The two two networks above are in parallel


i.e.



|
|
!
-----!-----
| |
| |
L C
| |
| |
R R
| |
| |
------------
|
|
|


I ran it through Spice ( laziness) - It doesn't resonate. Intuitively
you think it should have a low Q resonance at 1.6MHz , but it doesn't
Nice one.

73 Brian GM4DIJ

--
Brian Howie

Brian Howie wrote:


|
|
!
-----!-----
| |
| |
L C
| |
| |
R R
| |
| |
------------
|
|
|


I ran it through Spice ( laziness) - It doesn't resonate. Intuitively
you think it should have a low Q resonance at 1.6MHz , but it doesn't
Nice one.

73 Brian GM4DIJ



The trick is to make

R = sqrt(L/C)

then the impedance is real everywhere. You can use any old values for L:
and C, as long as you make R=sqrt(L/C);


That equation is obviously know from transmission lines too..

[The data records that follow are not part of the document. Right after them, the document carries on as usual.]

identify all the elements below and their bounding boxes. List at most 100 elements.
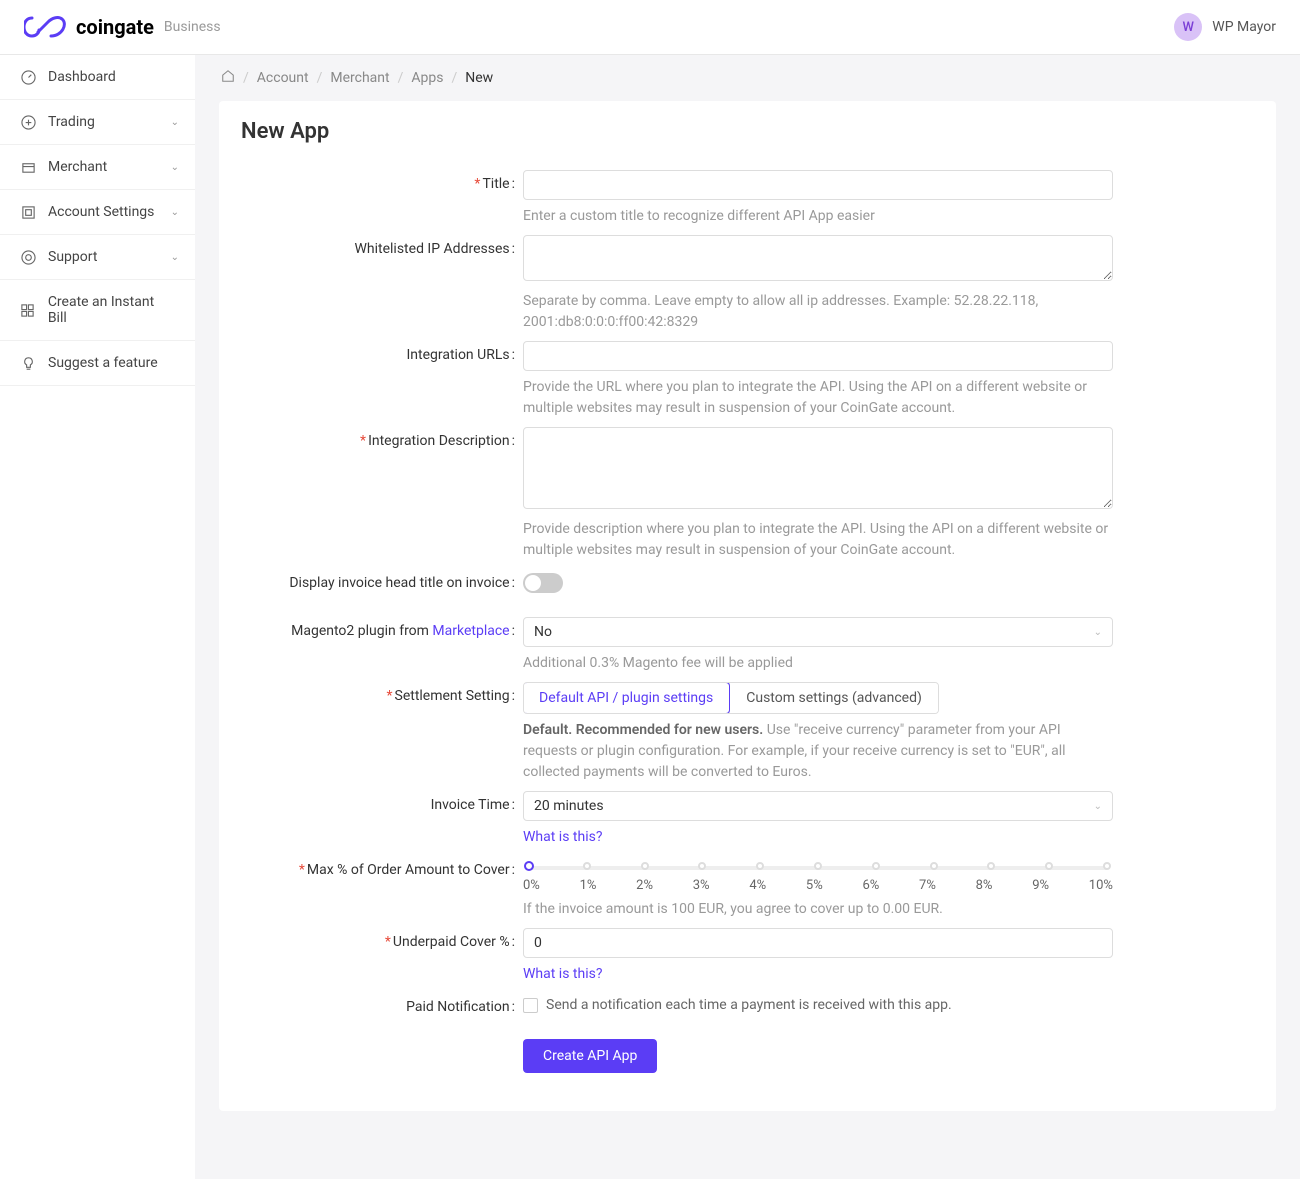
display-invoice-toggle[interactable] [523, 573, 563, 593]
slider-tick-label: 1% [580, 878, 597, 893]
breadcrumb-sep: / [243, 70, 249, 86]
slider-tick-label: 0% [523, 878, 540, 893]
underpaid-help-link[interactable]: What is this? [523, 966, 602, 982]
sidebar-item-support[interactable]: Support ⌄ [0, 235, 195, 280]
slider-tick-label: 10% [1089, 878, 1113, 893]
header: coingate Business W WP Mayor [0, 0, 1300, 55]
magento-help: Additional 0.3% Magento fee will be appl… [523, 653, 1113, 674]
slider-tick[interactable] [1103, 862, 1111, 870]
breadcrumb-account[interactable]: Account [257, 70, 309, 86]
slider-tick-label: 9% [1032, 878, 1049, 893]
display-invoice-label: Display invoice head title on invoice: [241, 569, 523, 593]
sidebar-item-label: Trading [48, 114, 95, 130]
paid-notification-label: Paid Notification: [241, 993, 523, 1015]
brand-text: coingate [76, 15, 154, 39]
avatar: W [1174, 13, 1202, 41]
slider-tick-label: 5% [806, 878, 823, 893]
title-label: *Title: [241, 170, 523, 227]
settlement-default-button[interactable]: Default API / plugin settings [523, 682, 730, 714]
form-card: New App *Title: Enter a custom title to … [219, 101, 1276, 1111]
slider-tick[interactable] [930, 862, 938, 870]
slider-tick-label: 4% [749, 878, 766, 893]
bulb-icon [20, 355, 36, 371]
invoice-time-select[interactable]: 20 minutes⌄ [523, 791, 1113, 821]
invoice-time-label: Invoice Time: [241, 791, 523, 848]
merchant-icon [20, 159, 36, 175]
bill-icon [20, 302, 36, 318]
main-content: / Account / Merchant / Apps / New New Ap… [195, 55, 1300, 1179]
support-icon [20, 249, 36, 265]
settings-icon [20, 204, 36, 220]
slider-tick[interactable] [756, 862, 764, 870]
slider-tick[interactable] [583, 862, 591, 870]
slider-tick[interactable] [524, 861, 534, 871]
slider-tick-label: 8% [976, 878, 993, 893]
dashboard-icon [20, 69, 36, 85]
integration-urls-help: Provide the URL where you plan to integr… [523, 377, 1113, 419]
sidebar-item-dashboard[interactable]: Dashboard [0, 55, 195, 100]
underpaid-input[interactable] [523, 928, 1113, 958]
max-pct-help: If the invoice amount is 100 EUR, you ag… [523, 899, 1113, 920]
sidebar-item-suggest[interactable]: Suggest a feature [0, 341, 195, 386]
breadcrumb-sep: / [398, 70, 404, 86]
chevron-down-icon: ⌄ [171, 162, 179, 173]
title-input[interactable] [523, 170, 1113, 200]
breadcrumb-sep: / [451, 70, 457, 86]
slider-tick[interactable] [872, 862, 880, 870]
slider-tick[interactable] [641, 862, 649, 870]
slider-tick-label: 7% [919, 878, 936, 893]
chevron-down-icon: ⌄ [171, 207, 179, 218]
breadcrumb: / Account / Merchant / Apps / New [221, 69, 1276, 87]
breadcrumb-sep: / [317, 70, 323, 86]
trading-icon [20, 114, 36, 130]
sidebar-item-merchant[interactable]: Merchant ⌄ [0, 145, 195, 190]
create-api-app-button[interactable]: Create API App [523, 1039, 657, 1073]
sidebar-item-account-settings[interactable]: Account Settings ⌄ [0, 190, 195, 235]
whitelisted-help: Separate by comma. Leave empty to allow … [523, 291, 1113, 333]
logo-icon [24, 16, 66, 38]
slider-tick-label: 3% [693, 878, 710, 893]
brand-sub: Business [164, 19, 221, 35]
page-title: New App [241, 119, 1254, 144]
chevron-down-icon: ⌄ [171, 252, 179, 263]
chevron-down-icon: ⌄ [1094, 627, 1102, 638]
slider-tick[interactable] [698, 862, 706, 870]
slider-tick[interactable] [1045, 862, 1053, 870]
logo-block: coingate Business [24, 15, 221, 39]
integration-desc-label: *Integration Description: [241, 427, 523, 561]
integration-desc-input[interactable] [523, 427, 1113, 509]
whitelisted-input[interactable] [523, 235, 1113, 281]
slider-tick[interactable] [814, 862, 822, 870]
integration-urls-input[interactable] [523, 341, 1113, 371]
paid-notification-text: Send a notification each time a payment … [546, 997, 952, 1013]
integration-desc-help: Provide description where you plan to in… [523, 519, 1113, 561]
title-help: Enter a custom title to recognize differ… [523, 206, 1113, 227]
sidebar-item-trading[interactable]: Trading ⌄ [0, 100, 195, 145]
settlement-segment: Default API / plugin settings Custom set… [523, 682, 939, 714]
sidebar-item-label: Suggest a feature [48, 355, 158, 371]
slider-tick-label: 6% [862, 878, 879, 893]
breadcrumb-apps[interactable]: Apps [411, 70, 443, 86]
breadcrumb-merchant[interactable]: Merchant [330, 70, 389, 86]
sidebar: Dashboard Trading ⌄ Merchant ⌄ Account S… [0, 55, 195, 1179]
settlement-custom-button[interactable]: Custom settings (advanced) [729, 683, 938, 713]
max-pct-label: *Max % of Order Amount to Cover: [241, 856, 523, 920]
magento-label: Magento2 plugin from Marketplace: [241, 617, 523, 674]
breadcrumb-current: New [465, 70, 493, 86]
sidebar-item-label: Support [48, 249, 97, 265]
magento-select[interactable]: No⌄ [523, 617, 1113, 647]
invoice-time-help-link[interactable]: What is this? [523, 829, 602, 845]
sidebar-item-instant-bill[interactable]: Create an Instant Bill [0, 280, 195, 341]
sidebar-item-label: Account Settings [48, 204, 154, 220]
integration-urls-label: Integration URLs: [241, 341, 523, 419]
chevron-down-icon: ⌄ [1094, 801, 1102, 812]
user-name: WP Mayor [1212, 19, 1276, 35]
paid-notification-checkbox[interactable] [523, 998, 538, 1013]
home-icon[interactable] [221, 69, 235, 87]
underpaid-label: *Underpaid Cover %: [241, 928, 523, 985]
user-menu[interactable]: W WP Mayor [1174, 13, 1276, 41]
max-pct-slider[interactable]: 0%1%2%3%4%5%6%7%8%9%10% [523, 856, 1113, 893]
settlement-help: Default. Recommended for new users. Use … [523, 720, 1113, 783]
slider-tick[interactable] [987, 862, 995, 870]
marketplace-link[interactable]: Marketplace [432, 623, 509, 639]
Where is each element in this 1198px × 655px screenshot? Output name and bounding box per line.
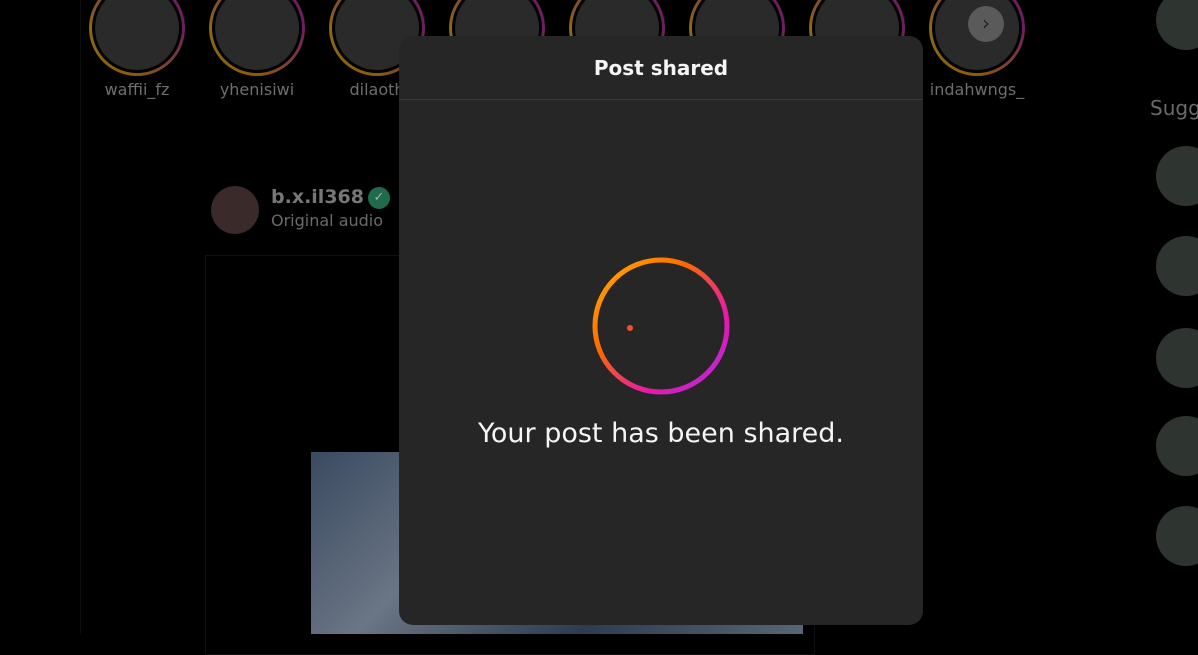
story-username: yhenisiwi bbox=[219, 80, 295, 99]
post-header: b.x.il368 ✓ Original audio bbox=[211, 186, 390, 234]
post-username[interactable]: b.x.il368 bbox=[271, 186, 364, 208]
story-item[interactable]: yhenisiwi bbox=[209, 0, 305, 99]
story-username: waffii_fz bbox=[104, 80, 170, 99]
story-ring bbox=[209, 0, 305, 76]
success-ring-icon bbox=[592, 257, 730, 395]
suggestion-avatar[interactable] bbox=[1156, 0, 1198, 50]
dialog-message: Your post has been shared. bbox=[477, 418, 845, 449]
post-audio[interactable]: Original audio bbox=[271, 211, 390, 230]
suggestion-avatar[interactable] bbox=[1156, 506, 1198, 566]
story-ring bbox=[89, 0, 185, 76]
stories-next-button[interactable]: › bbox=[968, 6, 1004, 42]
post-shared-dialog: Post shared Your post has been shared. bbox=[399, 36, 923, 625]
avatar[interactable] bbox=[211, 186, 259, 234]
story-avatar bbox=[212, 0, 302, 73]
suggestion-avatar[interactable] bbox=[1156, 236, 1198, 296]
suggestion-avatar[interactable] bbox=[1156, 328, 1198, 388]
suggested-heading: Sugg bbox=[1150, 96, 1198, 120]
dialog-title: Post shared bbox=[399, 36, 923, 100]
suggestion-avatar[interactable] bbox=[1156, 416, 1198, 476]
suggestion-avatar[interactable] bbox=[1156, 146, 1198, 206]
story-item[interactable]: waffii_fz bbox=[89, 0, 185, 99]
nav-divider bbox=[80, 0, 81, 634]
story-username: indahwngs_ bbox=[929, 80, 1025, 99]
story-avatar bbox=[92, 0, 182, 73]
verified-icon: ✓ bbox=[367, 187, 390, 209]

On Sun, 18 Nov 2007 19:12:48 +0000, Dave wrote:

Brian Howie wrote:


|
|
!
-----!-----
| |
| |
L C
| |
| |
R R
| |
| |
------------
|
|
|


I ran it through Spice ( laziness) - It doesn't resonate. Intuitively
you think it should have a low Q resonance at 1.6MHz , but it doesn't
Nice one.

73 Brian GM4DIJ



The trick is to make

R = sqrt(L/C)

then the impedance is real everywhere. You can use any old values for L:
and C, as long as you make R=sqrt(L/C);


That equation is obviously know from transmission lines too..

Hi Dave,

Perhaps, but not in this round.

sqrt(L/C) 1000

Besides, resonance is slightly above 1MHz.

73's
Richard Clark, KB7QHC

Richard Clark wrote:

Hi Dave,

Perhaps, but not in this round.

sqrt(L/C) 1000

Besides, resonance is slightly above 1MHz.

73's
Richard Clark, KB7QHC

For a minute, I thought he had abandoned the "new math" and gone over to
the "dark side." (or, "new-new math!") ;-)
JS

Dave wrote:
What is the resonate frequency of this network, as determined between
the top and bottom of what I have drawn?

I don't know how well the drawing will come out, but it consists of:

100 uH in series with 1000 Ohms.
100 pF in series with 1000 Ohms

The two two networks above are in parallel

Since the two resistances are equal, seems to me the
resonant frequency would be where the two reactances
are equal. Where the 100 uH line crosses the 100 pf
line on the reactance chart in the ARRL Handbook is
in the ballpark of 1.591549431 MHz. :-)
--
73, Cecil http://www.w5dxp.com

Richard Clark wrote:
On Sun, 18 Nov 2007 19:12:48 +0000, Dave wrote:

Brian Howie wrote:

|
|
!
-----!-----
| |
| |
L C
| |
| |
R R
| |
| |
------------
|
|
|

I ran it through Spice ( laziness) - It doesn't resonate. Intuitively
you think it should have a low Q resonance at 1.6MHz , but it doesn't
Nice one.

73 Brian GM4DIJ


The trick is to make

R = sqrt(L/C)

then the impedance is real everywhere. You can use any old values for L:
and C, as long as you make R=sqrt(L/C);


That equation is obviously know from transmission lines too..

Hi Dave,

Perhaps, but not in this round.

sqrt(L/C) 1000

Besides, resonance is slightly above 1MHz.

73's
Richard Clark, KB7QHC

My calculator needs fixing. When I divide 100 uH by 100 pF and take
the square root, I end up with the number 1000. Where did I go wrong?
73,
Tom Donaly, KA6RUH